Gidis Trusted Linux
 
 

 

The Problem: Trojan horses and Confidentiality

Let us imagine the following scenario. You are accountable for the administration of an e-commerce site where credit card's numbers of your clients are stored1. A facility that would improve some aspects of the team productivity is discovered in Internet by one of your development team members. With complete honesty and willing to serve his company, he decides to install it for the whole team to use it. Now, suppose this facility was developed by a gang involved in stealing credit card's numbers. They made it available for everyone with the purpose of inducing developers of e-commerce sites to install it innocently.
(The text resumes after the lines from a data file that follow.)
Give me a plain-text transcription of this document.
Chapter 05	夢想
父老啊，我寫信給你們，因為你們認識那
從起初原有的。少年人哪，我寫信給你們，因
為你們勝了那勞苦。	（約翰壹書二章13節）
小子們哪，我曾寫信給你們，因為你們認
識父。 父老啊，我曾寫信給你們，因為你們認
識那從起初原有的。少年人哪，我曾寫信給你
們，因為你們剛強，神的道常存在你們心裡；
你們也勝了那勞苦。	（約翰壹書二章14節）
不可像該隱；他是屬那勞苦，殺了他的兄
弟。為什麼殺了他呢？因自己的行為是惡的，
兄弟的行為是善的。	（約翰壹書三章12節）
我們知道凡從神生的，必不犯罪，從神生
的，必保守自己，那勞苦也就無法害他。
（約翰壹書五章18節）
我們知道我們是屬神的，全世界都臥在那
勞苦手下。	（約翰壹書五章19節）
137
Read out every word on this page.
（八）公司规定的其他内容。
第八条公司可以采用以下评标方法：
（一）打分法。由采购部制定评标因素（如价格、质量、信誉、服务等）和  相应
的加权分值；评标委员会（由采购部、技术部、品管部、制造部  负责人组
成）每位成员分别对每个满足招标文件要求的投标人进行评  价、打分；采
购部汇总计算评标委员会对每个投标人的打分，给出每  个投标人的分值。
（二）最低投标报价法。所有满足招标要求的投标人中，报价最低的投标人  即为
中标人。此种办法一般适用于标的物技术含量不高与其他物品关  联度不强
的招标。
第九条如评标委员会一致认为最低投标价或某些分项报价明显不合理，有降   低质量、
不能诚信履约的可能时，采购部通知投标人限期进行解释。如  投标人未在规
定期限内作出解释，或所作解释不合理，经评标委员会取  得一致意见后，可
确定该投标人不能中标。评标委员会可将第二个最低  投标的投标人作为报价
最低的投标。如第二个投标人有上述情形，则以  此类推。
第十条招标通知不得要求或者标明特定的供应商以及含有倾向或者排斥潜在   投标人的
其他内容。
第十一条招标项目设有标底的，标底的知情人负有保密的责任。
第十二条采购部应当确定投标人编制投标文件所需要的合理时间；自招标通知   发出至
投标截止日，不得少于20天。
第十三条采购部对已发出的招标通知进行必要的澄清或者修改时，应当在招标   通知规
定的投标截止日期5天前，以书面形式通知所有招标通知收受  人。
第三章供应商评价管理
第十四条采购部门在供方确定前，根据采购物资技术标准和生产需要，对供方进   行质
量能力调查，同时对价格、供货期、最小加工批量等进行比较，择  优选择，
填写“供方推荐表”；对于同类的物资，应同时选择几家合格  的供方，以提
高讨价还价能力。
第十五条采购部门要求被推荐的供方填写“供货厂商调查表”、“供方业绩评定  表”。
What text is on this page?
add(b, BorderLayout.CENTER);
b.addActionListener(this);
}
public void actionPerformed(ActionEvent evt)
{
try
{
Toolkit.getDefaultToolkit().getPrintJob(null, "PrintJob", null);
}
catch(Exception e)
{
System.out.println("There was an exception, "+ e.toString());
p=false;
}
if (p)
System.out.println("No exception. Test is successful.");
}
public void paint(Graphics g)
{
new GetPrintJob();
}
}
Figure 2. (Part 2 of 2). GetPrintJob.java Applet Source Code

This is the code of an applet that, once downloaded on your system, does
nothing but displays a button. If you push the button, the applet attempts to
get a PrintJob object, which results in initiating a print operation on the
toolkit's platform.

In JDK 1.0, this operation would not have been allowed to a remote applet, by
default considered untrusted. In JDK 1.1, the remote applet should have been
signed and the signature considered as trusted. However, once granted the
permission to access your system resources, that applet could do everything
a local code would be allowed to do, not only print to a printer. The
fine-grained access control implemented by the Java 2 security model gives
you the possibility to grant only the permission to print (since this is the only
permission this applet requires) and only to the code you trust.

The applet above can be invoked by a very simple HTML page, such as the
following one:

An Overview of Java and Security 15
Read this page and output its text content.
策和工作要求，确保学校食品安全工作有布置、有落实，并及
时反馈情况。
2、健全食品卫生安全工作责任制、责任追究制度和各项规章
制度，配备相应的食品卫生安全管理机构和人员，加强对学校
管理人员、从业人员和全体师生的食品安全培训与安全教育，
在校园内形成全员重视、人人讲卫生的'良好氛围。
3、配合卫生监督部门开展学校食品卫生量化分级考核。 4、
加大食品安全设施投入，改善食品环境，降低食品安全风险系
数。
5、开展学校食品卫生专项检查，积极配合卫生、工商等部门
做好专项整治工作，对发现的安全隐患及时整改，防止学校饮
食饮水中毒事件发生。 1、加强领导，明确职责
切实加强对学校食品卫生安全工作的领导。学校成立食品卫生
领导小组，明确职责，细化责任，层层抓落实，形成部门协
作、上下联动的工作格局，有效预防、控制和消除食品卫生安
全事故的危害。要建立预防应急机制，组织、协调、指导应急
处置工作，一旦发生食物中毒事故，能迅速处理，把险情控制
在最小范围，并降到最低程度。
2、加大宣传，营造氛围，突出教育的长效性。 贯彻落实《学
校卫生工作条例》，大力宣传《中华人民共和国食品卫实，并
This facility not only provides the feature it announces, but also scans databases in search of credit card's numbers, using permissions of the developers executing it. After doing so, it sends those numbers by e-mail (something that any developer may do) to an anonymous account of some free hosting service like Hotmail or Yahoo, avoiding in a simple but crushing way, the OS's access control, the database and the firewall.

This kind of software attack is known as Trojan horse. In the past example, the Trojan horse carried out an attack against confidentiality of your information. Scientific Society working in Computer Security, after years of researching, has determined that none of the commercial operating system and other base software provides effective protection against confidentiality attacks conducted by Trojan horses. Their functioning is virtually undetectable and it is impossible to tell it apart from the one of a similar and harmless program.